3

Can a single x86 instruction toggle a boolean value between '0' and '1'?

I thought of following ways but all result in two instruction with -O3 flag of gcc.

status =! status;

status = 1 - status;

status  = status == 0 ? 1: 0;

int flip[2] = {1, 0};
status = flip[status];

Is there a faster way to do this?

This is what I tried: https://godbolt.org/g/A3qNUw


What I need is a function which toggles the input and returns, written in a way that compiles to one instruction. Something similar to this function:

int addOne(int n) { return n+1; }

compiles on Godbolt to this:

  lea eax, [rdi+1]    # return n+1 in a single instruction
  ret
Peter Cordes
  • 328,167
  • 45
  • 605
  • 847
  • 5
    `status ^=1;` This is one way. – user2736738 Mar 01 '18 at 18:13
  • 3
    What two instructions? What CPU? – Eugene Sh. Mar 01 '18 at 18:15
  • 1
    The bit flipping itself is surely single instruction, i.e. https://godbolt.org/g/XznrRA (the second instruction is resolving calling convention). So your premise in question is wrong, and your question doesn't make sense. Add context, where you want single instruction, what you tried, and how it failed. – Ped7g Mar 01 '18 at 18:21
  • `xor` exists in every architecture. If you don't know this instruction, pick up a good book to learn some basic assembly. – llllllllll Mar 01 '18 at 18:26
  • In your godbolt example you can do `return status^1;` .. it will look as two instructions on x86_64 target, because again one is resolving calling convention, but the important one is `xor eax,1` and that one will be inlined when used in real code. If you are using `uint8` data type, then `data ^ ` is single `xor` instruction (when it is in stand-alone function and not inlined, it will have additional `mov` and `ret`, i.e. 3 instructions, but gcc will inline it unless you prevent that). – Ped7g Mar 01 '18 at 18:26
  • Edited the question. I mean two instruction vs one to complete the job not just the flipping part. "status -1" for example is just one 'lea' instruction. I hope I am making sense here. – Bhupendra dubey Mar 01 '18 at 18:27
  • Perhaps `xor value,8` for bit 3. But why do you need a function for such a simple operation? – Weather Vane Mar 01 '18 at 18:41
  • 1
    About edit2: you can consider your example with `+1` as sort of bit-flip too, but with damaging upper bits (you can flip any bit by doing `+that_bit_value`, when you don't care about bits above it being modified. But I don't think there's single instruction SYSTEM V ABI function flipping only the desired bit, because the argument comes in `rdi/edi/...` and result is returned in `rax/eax/...` (and `ret`!). But that's weird requirement, because that's not something you would need in real world production, so whatever you are trying to achieve is purely artificial and irrelevant to real world SW. – Ped7g Mar 01 '18 at 19:24
  • @Ped7g: exactly right. After inlining, you'll just get an `xor` without a `mov`, if the compiler doesn't also need / want to keep the old unflipped value. If the calling convention passed the first arg in `eax`, you'd be all set. (e.g. ARM's standard calling convention does this: first arg in `r0`, return in `r0`. So even in Thumb mode (where 3-operand `eor r3, r2, #1` isn't available), `eor r0, #1` / `bx lr` is all you need, no copying from arg-passing register to return-value register. x86 doesn't have a copy-and-xor instruction, only copy-and-add, and a few BMI instructions. – Peter Cordes Mar 01 '18 at 19:44

3 Answers3

12

To flip a bit in an integer, use xor like this: foo ^= 1.

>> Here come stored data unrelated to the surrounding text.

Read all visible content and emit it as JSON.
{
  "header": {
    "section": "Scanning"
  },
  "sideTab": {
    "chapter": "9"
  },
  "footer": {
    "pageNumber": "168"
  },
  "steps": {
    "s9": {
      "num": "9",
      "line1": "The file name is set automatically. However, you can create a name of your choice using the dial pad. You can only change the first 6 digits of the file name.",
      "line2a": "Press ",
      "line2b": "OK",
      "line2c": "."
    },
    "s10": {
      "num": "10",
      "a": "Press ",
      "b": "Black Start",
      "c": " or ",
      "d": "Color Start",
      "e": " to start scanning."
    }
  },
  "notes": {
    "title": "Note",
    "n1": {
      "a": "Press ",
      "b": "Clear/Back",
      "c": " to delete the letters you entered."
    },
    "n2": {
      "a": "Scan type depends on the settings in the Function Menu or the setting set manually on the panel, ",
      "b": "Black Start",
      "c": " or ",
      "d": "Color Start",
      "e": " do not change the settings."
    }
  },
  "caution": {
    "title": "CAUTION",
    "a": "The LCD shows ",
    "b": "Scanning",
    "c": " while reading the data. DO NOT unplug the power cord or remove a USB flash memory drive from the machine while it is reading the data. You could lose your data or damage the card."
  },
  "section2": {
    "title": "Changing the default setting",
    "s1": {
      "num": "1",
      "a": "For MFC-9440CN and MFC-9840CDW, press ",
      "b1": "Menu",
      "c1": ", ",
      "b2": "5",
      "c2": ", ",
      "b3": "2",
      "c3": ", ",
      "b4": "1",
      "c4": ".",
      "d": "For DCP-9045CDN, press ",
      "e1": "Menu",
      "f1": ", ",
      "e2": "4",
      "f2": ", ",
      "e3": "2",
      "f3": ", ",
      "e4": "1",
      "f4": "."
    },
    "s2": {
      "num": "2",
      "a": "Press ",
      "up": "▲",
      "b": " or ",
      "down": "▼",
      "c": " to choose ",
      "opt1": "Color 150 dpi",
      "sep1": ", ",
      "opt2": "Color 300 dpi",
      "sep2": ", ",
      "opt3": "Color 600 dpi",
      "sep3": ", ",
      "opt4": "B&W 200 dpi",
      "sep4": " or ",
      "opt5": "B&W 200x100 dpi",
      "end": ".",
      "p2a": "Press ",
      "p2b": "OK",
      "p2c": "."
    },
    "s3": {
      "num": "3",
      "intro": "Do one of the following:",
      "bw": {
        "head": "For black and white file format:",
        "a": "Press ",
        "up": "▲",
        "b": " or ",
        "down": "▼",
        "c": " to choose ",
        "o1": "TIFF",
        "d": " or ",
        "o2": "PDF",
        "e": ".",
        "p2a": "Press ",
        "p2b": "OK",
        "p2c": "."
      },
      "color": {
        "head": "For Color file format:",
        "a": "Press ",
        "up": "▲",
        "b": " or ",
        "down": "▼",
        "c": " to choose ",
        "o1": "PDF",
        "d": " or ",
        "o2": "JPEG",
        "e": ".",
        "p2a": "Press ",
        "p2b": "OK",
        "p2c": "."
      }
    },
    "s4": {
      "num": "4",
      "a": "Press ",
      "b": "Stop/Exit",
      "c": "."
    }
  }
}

gcc knows this optimization already for bool, so you can return !status; like a normal person without losing any efficiency. gcc does compile status ^= 1 to an xor instruction as well. In fact, all your ideas except the table lookup compile to a single xor instruction with bool input / return value.

Check it out on the Godbolt compiler explorer with gcc -O3, with asm output panes for bool and int.

MYTYPE func4(MYTYPE status) {
    status ^=1;
    return status;
}

  # same code for bool or int
  mov eax, edi
  xor eax, 1
  ret

vs.

MYTYPE func1(MYTYPE status) {
    status = !status;
    return status;
}

  # with -DMYTYPE=bool
  mov eax, edi
  xor eax, 1
  ret

  # with int
  xor eax, eax
  test edi, edi
  sete al
  ret

Semi-related: XOR is add-without-carry. So if you only care about the low bit, you can copy-and-flip-low with lea eax, [rdi+1]. See Check if a number is even where that's useful in combination with and eax, 1 to get it done in 2 instructions.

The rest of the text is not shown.